Today, at 3 pm, she poured the contents of the whistling kettle into an old teapot before sinking herself into one of the two almost-threadbare armchairs at the back of the shop. She sighed deeply and let her eyes close gently. She could hear Martin’s shuffling feet making his way over before lower himself in the chair opposite.
“Any updates this week, girl?” he asked coyly. She smiled as she flicked her eyes open to meet his; two bright globes meeting two sharp beads.
“Not this week. You know I have no desire for any of that nonsense, Martin, so you might as well save your breath.” He chuckled lightly.
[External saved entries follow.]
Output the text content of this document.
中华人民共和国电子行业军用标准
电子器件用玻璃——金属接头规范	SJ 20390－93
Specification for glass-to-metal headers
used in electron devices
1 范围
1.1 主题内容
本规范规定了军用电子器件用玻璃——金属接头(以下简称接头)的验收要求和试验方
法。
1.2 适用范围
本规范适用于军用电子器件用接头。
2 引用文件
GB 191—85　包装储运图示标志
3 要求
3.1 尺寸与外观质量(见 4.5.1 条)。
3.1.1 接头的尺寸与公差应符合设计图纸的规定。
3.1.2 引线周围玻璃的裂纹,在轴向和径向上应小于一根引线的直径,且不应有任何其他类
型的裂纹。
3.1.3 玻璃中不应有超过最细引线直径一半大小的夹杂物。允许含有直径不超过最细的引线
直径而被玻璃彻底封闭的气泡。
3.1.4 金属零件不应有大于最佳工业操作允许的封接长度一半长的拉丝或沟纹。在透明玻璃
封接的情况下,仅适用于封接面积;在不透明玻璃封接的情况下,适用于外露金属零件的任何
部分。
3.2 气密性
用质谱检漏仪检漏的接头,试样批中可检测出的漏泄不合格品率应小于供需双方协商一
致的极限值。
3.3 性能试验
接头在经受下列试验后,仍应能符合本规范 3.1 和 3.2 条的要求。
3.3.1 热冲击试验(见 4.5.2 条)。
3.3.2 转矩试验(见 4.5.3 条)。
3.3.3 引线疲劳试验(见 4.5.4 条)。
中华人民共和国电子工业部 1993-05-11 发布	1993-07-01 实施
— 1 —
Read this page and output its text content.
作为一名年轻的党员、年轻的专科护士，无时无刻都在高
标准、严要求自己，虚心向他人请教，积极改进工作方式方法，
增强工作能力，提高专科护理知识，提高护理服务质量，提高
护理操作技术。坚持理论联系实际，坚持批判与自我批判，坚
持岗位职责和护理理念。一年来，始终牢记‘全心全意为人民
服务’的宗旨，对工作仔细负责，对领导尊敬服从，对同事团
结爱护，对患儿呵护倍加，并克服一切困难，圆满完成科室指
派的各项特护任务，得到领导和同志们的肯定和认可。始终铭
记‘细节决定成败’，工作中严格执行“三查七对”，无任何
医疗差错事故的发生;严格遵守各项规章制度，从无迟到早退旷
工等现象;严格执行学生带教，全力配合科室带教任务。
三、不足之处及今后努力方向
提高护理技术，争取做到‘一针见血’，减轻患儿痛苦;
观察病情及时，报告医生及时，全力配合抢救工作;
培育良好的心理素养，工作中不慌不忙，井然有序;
He often felt like he had grasped her, but as soon as he did, she would slip right back out of his hands and he would have to search for her again.
“Nonsense is not the word I would use for it, girl. You can’t live your life all by yourself. It’s not natural. Human beings need companionship.”
“There’s a difference between that and being stuck. I don’t intend to get stuck.” He smiled again.
“You can intend all you want, girl. That only gets you so far.” She chuckled back at him, before closing her eyes again, lowering her head back and clasping her hands to rest on her stomach.
After flashing Martin a wave at the end of the day, Karin stood in the middle of the square. Her shoulders hunched up to meet her ears, whose tips were being tickled by the cold wisps of the night air. A brush of air teased the hairs on the back of her neck, like a splinter of cold stroking her skin. She glanced up. The clouds loomed over-head, parting in places to reveal a now battered and bruised sky. She was still. Her heart beat steadily and slowly. She breathed and headed home.